Auch ist bei häufigen Dienstreisen mit einem ansteigenden Gesundheitsrisiko zu rechnen. Es wird nämlich überdurchschnittlich viel gesessen, kalorienreiche Nahrung zu sich genommen und dies in Kombination mit einem sehr starkem Erfolgsdruck. Dieses Risiko kann bei Videokonferenzen nicht auftreten. Wer sich nach der Videokonferenz zur Mittagspause an die frische Luft begibt kann die Gesundheit sogar noch fördern.

Weniger Dienstreisen heißt auch, einen Beitrag zum Schutz unserer Umwelt zu leisten. Durch Reisen werden erhebliche CO2 Belastungen verursacht. Die Durchführung der Videokonferenz bedeutet eine nahezu CO2 neutrale Kommunikation weltweit.
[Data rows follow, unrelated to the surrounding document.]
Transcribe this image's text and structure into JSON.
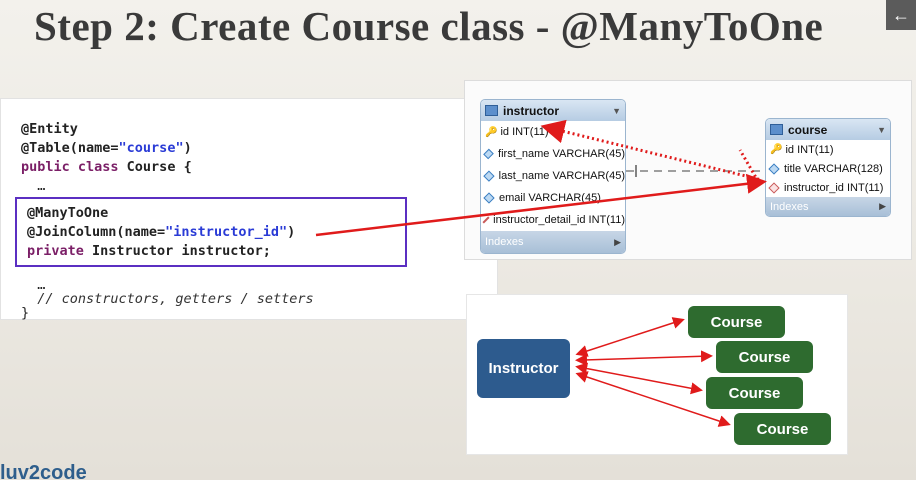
{
  "slide": {
    "title": "Step 2: Create Course class - @ManyToOne",
    "nav_back": "←",
    "footer_logo": "luv2code",
    "footer_text": "luv2code"
  },
  "code": {
    "lines": [
      "@Entity",
      "@Table(name=",
      "\"course\"",
      ")",
      "public class",
      " Course {",
      "  …",
      "@ManyToOne",
      "@JoinColumn(name=",
      "\"instructor_id\"",
      ")",
      "private",
      " Instructor instructor;",
      "  …",
      "  // constructors, getters / setters",
      "}"
    ]
  },
  "erd": {
    "instructor_table": {
      "name": "instructor",
      "columns": [
        "id INT(11)",
        "first_name VARCHAR(45)",
        "last_name VARCHAR(45)",
        "email VARCHAR(45)",
        "instructor_detail_id INT(11)"
      ],
      "footer": "Indexes"
    },
    "course_table": {
      "name": "course",
      "columns": [
        "id INT(11)",
        "title VARCHAR(128)",
        "instructor_id INT(11)"
      ],
      "footer": "Indexes"
    }
  },
  "relationship": {
    "instructor_label": "Instructor",
    "course_labels": [
      "Course",
      "Course",
      "Course",
      "Course"
    ]
  },
  "colors": {
    "arrow_red": "#e01b1b",
    "instructor_node": "#2d5b8e",
    "course_node": "#2e6b2f",
    "highlight_box": "#5b2fc2"
  }
}
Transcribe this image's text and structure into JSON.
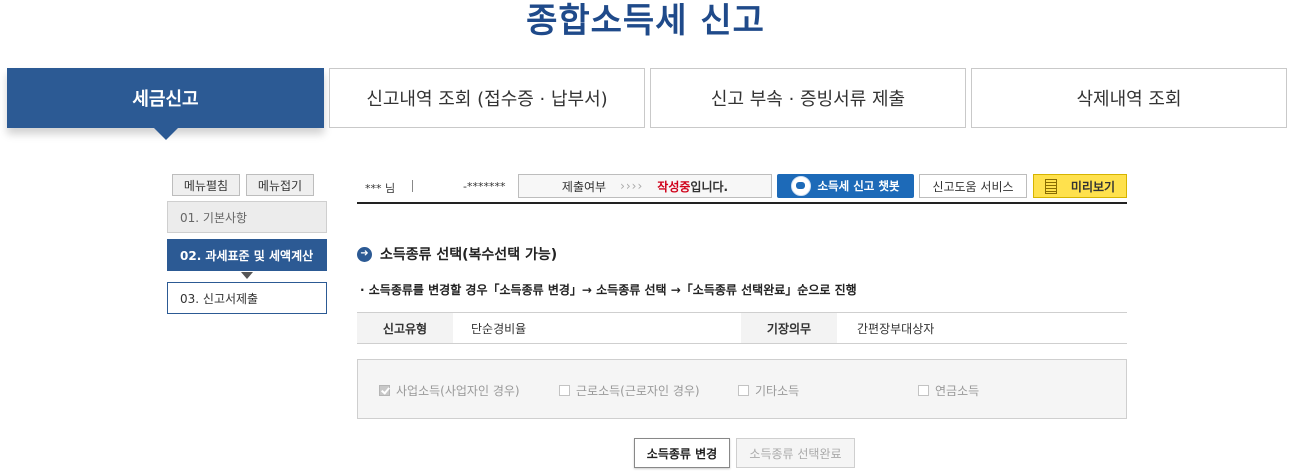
{
  "page_title": "종합소득세 신고",
  "tabs": [
    {
      "label": "세금신고",
      "active": true
    },
    {
      "label": "신고내역 조회 (접수증 · 납부서)",
      "active": false
    },
    {
      "label": "신고 부속 · 증빙서류 제출",
      "active": false
    },
    {
      "label": "삭제내역 조회",
      "active": false
    }
  ],
  "sidebar": {
    "expand_label": "메뉴펼침",
    "collapse_label": "메뉴접기",
    "steps": [
      {
        "label": "01. 기본사항",
        "state": "done"
      },
      {
        "label": "02. 과세표준 및 세액계산",
        "state": "current"
      },
      {
        "label": "03. 신고서제출",
        "state": "next"
      }
    ]
  },
  "header": {
    "user_name": "*** 님",
    "user_id": "-*******",
    "status_label": "제출여부",
    "status_arrows": "››››",
    "status_value": "작성중",
    "status_suffix": "입니다.",
    "chatbot_label": "소득세 신고 챗봇",
    "help_label": "신고도움 서비스",
    "preview_label": "미리보기"
  },
  "section": {
    "title": "소득종류 선택(복수선택 가능)",
    "note": "· 소득종류를 변경할 경우「소득종류 변경」→ 소득종류 선택 →「소득종류 선택완료」순으로 진행"
  },
  "info_table": {
    "type_header": "신고유형",
    "type_value": "단순경비율",
    "duty_header": "기장의무",
    "duty_value": "간편장부대상자"
  },
  "income_types": [
    {
      "label": "사업소득(사업자인 경우)",
      "checked": true
    },
    {
      "label": "근로소득(근로자인 경우)",
      "checked": false
    },
    {
      "label": "기타소득",
      "checked": false
    },
    {
      "label": "연금소득",
      "checked": false
    }
  ],
  "buttons": {
    "change_label": "소득종류 변경",
    "complete_label": "소득종류 선택완료"
  },
  "colors": {
    "brand_blue": "#2c5a94",
    "title_blue": "#1f4a8a",
    "status_red": "#d0021b",
    "preview_yellow": "#ffe14d"
  }
}
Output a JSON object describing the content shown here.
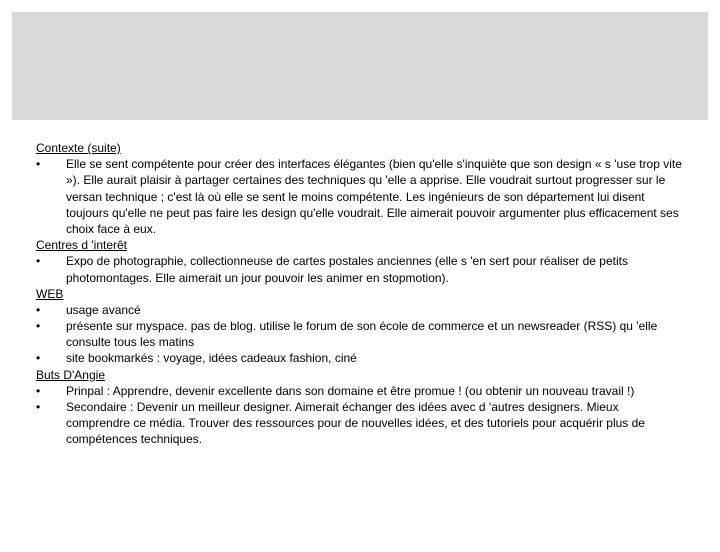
{
  "sections": {
    "contexte": {
      "heading": "Contexte (suite)",
      "items": [
        "Elle se sent compétente pour créer des interfaces élégantes (bien qu'elle s'inquiète que son design « s 'use trop vite »). Elle aurait plaisir à partager certaines des techniques qu 'elle a apprise. Elle voudrait surtout progresser sur le versan technique ; c'est là où elle se sent le moins compétente. Les ingénieurs de son département lui disent toujours qu'elle ne peut pas faire les design qu'elle voudrait. Elle aimerait pouvoir argumenter plus efficacement ses choix face à eux."
      ]
    },
    "centres": {
      "heading": "Centres d 'interêt",
      "items": [
        "Expo de photographie, collectionneuse de cartes postales anciennes (elle s 'en sert pour réaliser de petits photomontages. Elle aimerait un jour pouvoir les animer en stopmotion)."
      ]
    },
    "web": {
      "heading": "WEB",
      "items": [
        "usage avancé",
        "présente sur myspace. pas de blog. utilise le forum de son école de commerce et un newsreader (RSS) qu 'elle consulte tous les matins",
        "site bookmarkés : voyage, idées cadeaux fashion, ciné"
      ]
    },
    "buts": {
      "heading": "Buts D'Angie",
      "items": [
        "Prinpal : Apprendre, devenir excellente dans son domaine et être promue ! (ou obtenir un nouveau travail !)",
        "Secondaire : Devenir un meilleur designer. Aimerait échanger des idées avec d 'autres designers. Mieux comprendre ce média. Trouver des ressources pour de nouvelles idées, et des tutoriels pour acquérir plus de compétences techniques."
      ]
    }
  },
  "bullet_char": "•"
}
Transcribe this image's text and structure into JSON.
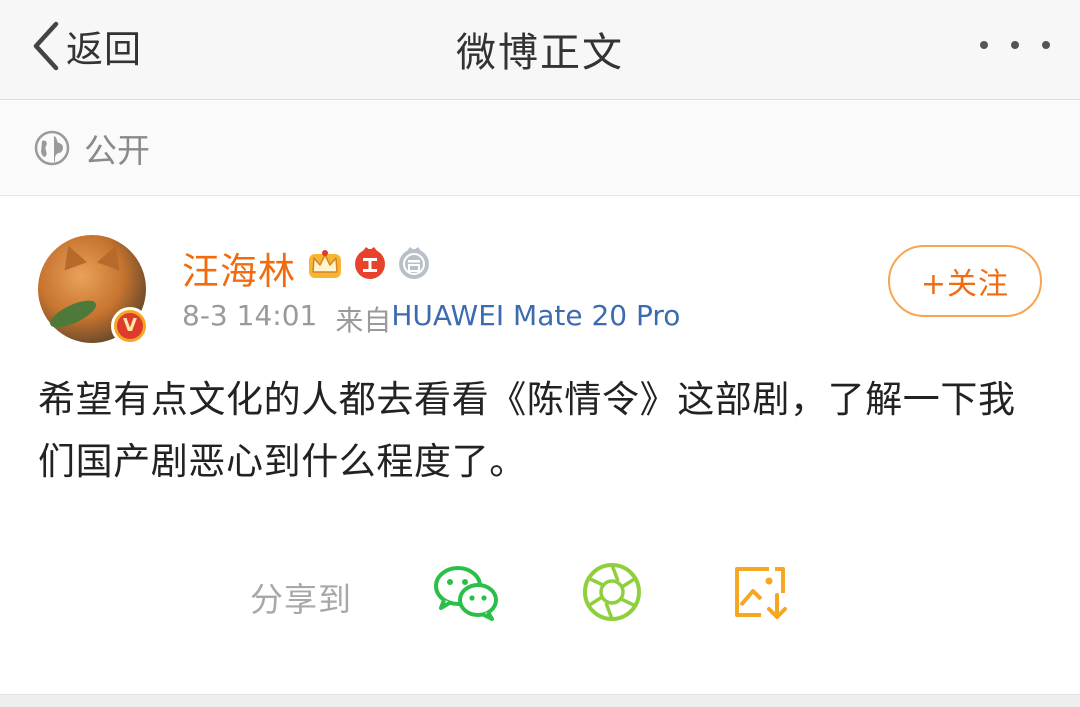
{
  "nav": {
    "back_label": "返回",
    "title": "微博正文"
  },
  "visibility": {
    "label": "公开"
  },
  "post": {
    "author": {
      "name": "汪海林",
      "verified_badge": "V",
      "badge_icons": [
        "crown-vip-icon",
        "red-fan-badge-icon",
        "answer-badge-icon"
      ]
    },
    "time": "8-3 14:01",
    "source_prefix": "来自",
    "source_device": "HUAWEI Mate 20 Pro",
    "follow_label": "+关注",
    "text": "希望有点文化的人都去看看《陈情令》这部剧，了解一下我们国产剧恶心到什么程度了。"
  },
  "share": {
    "label": "分享到",
    "targets": [
      "wechat-icon",
      "moments-icon",
      "save-image-icon"
    ]
  },
  "colors": {
    "accent_orange": "#f26b0f",
    "link_blue": "#3d6bb0",
    "wechat_green": "#2cbf48",
    "moments_green": "#8fcf3c",
    "save_orange": "#f5a623"
  }
}
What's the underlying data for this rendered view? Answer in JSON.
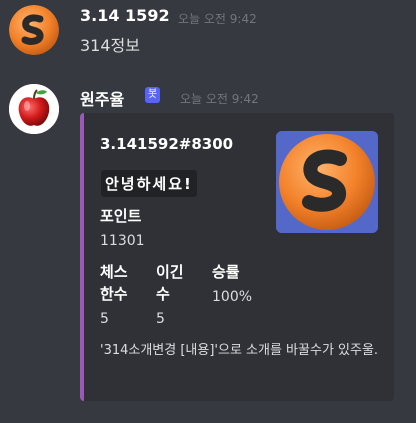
{
  "messages": [
    {
      "author": "3.14   1592",
      "timestamp": "오늘 오전 9:42",
      "content": "314정보"
    },
    {
      "author": "원주율",
      "bot_tag": "봇",
      "timestamp": "오늘 오전 9:42"
    }
  ],
  "embed": {
    "accent_color": "#9b59b6",
    "title": "3.141592#8300",
    "greeting": "안녕하세요!",
    "fields": [
      {
        "name": "포인트",
        "value": "11301"
      },
      {
        "name": "체스\n한수",
        "value": "5"
      },
      {
        "name": "이긴\n수",
        "value": "5"
      },
      {
        "name": "승률",
        "value": "100%"
      }
    ],
    "footer_text": "'314소개변경 [내용]'으로 소개를 바꿀수가 있주울.",
    "thumbnail_icon": "s-logo-icon"
  },
  "avatars": {
    "user": "s-logo-icon",
    "bot": "apple-icon"
  }
}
Sicher ist es nicht möglich bzw. oft auch nicht sinnvoll, Dienstreisen völlig einzustellen. Der persönliche Kontakt mit Mitarbeiten, Kunden oder Lieferanten ist oft unumgänglich und kann durch keine Videokonferenz ersetzt werden. Dennoch sollte diese Möglichkeit der Kommunikation unter den oben erwähnten Gesichtspunkten ernsthaft stärker in Betracht gezogen werden. Es geht dabei nicht nur um „Einsparung“ sondern eindeutig auch um eine Verbesserung der eigenen Lebensqualität.